We are staying with friends in their amazing home in Manila. The garden is lush and green, with a variety of tropical plants. The plants seem so green here, and the flowers shine like jewels in the sun. Its possibly because the atmosphere is much cleaner here and not as polluted as Kolkata. These orange flowers are a kind of 'flame of the forest' but in bush form! I have been wanting to try using a pen to complement my painting so have tried it in these two pictures. I used the pen to primarily add a little more definition and shadows to my painting.
Can anyone tell me if there are rules one has to follow while using a pen with water colours? Are there special pens?





3 comments:

Elva Paulson said...

Hi Brinda ... you pen work looks wonderful on these two pieces. As you well know, I often combine watercolor and pen. Over on www.Flickr.com there is a qroup devoted to 'pen and watercolor wash'.

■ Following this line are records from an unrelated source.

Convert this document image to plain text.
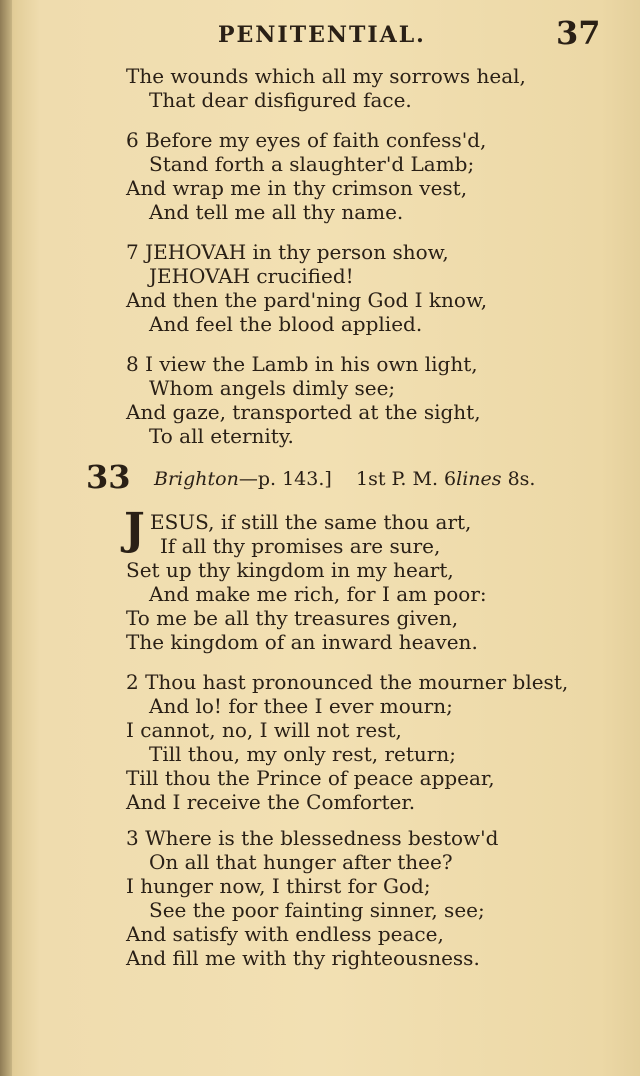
PENITENTIAL.	37
The wounds which all my sorrows heal,
That dear disfigured face.
6 Before my eyes of faith confess'd,
Stand forth a slaughter'd Lamb;
And wrap me in thy crimson vest,
And tell me all thy name.
7 JEHOVAH in thy person show,
JEHOVAH crucified!
And then the pard'ning God I know,
And feel the blood applied.
8 I view the Lamb in his own light,
Whom angels dimly see;
And gaze, transported at the sight,
To all eternity.
33 Brighton—p. 143.] 1st P. M. 6lines 8s.
J ESUS, if still the same thou art,
If all thy promises are sure,
Set up thy kingdom in my heart,
And make me rich, for I am poor:
To me be all thy treasures given,
The kingdom of an inward heaven.
2 Thou hast pronounced the mourner blest,
And lo! for thee I ever mourn;
I cannot, no, I will not rest,
Till thou, my only rest, return;
Till thou the Prince of peace appear,
And I receive the Comforter.
3 Where is the blessedness bestow'd
On all that hunger after thee?
I hunger now, I thirst for God;
See the poor fainting sinner, see;
And satisfy with endless peace,
And fill me with thy righteousness.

AS far as I'm concerned there are no rules, but it is important to know the properties of the pen you are working with. Some pens we buy just to write a letter have ink that fades. I put samples on my windowsill where they would get a lot of sun and two faded completely! Also you want to know if your pen lines will bleed when wet and or stay put. Sometimes I choose one and sometimes the other.

I've been very happy with Pigma's Micron pens.. waterproof and archival and they come in different sizes. When I want the lines to bleed I usually use a fountain pen with Pelikan Fount India ink. There are other good inks, just be sure never to put real India ink in a fountain pen. It will clog.

Experiment!

Mermaid's Palette said...

Brinda-
I like the ink in your painting, and I don't think there are any rules either. I just bought some more rapidographs so I can try ink again, also.
Sheryl

Brinda said...

Thanks Elva and Sheryl, for sharing thoughts....I will continue to experiment! I do like the look it achieves!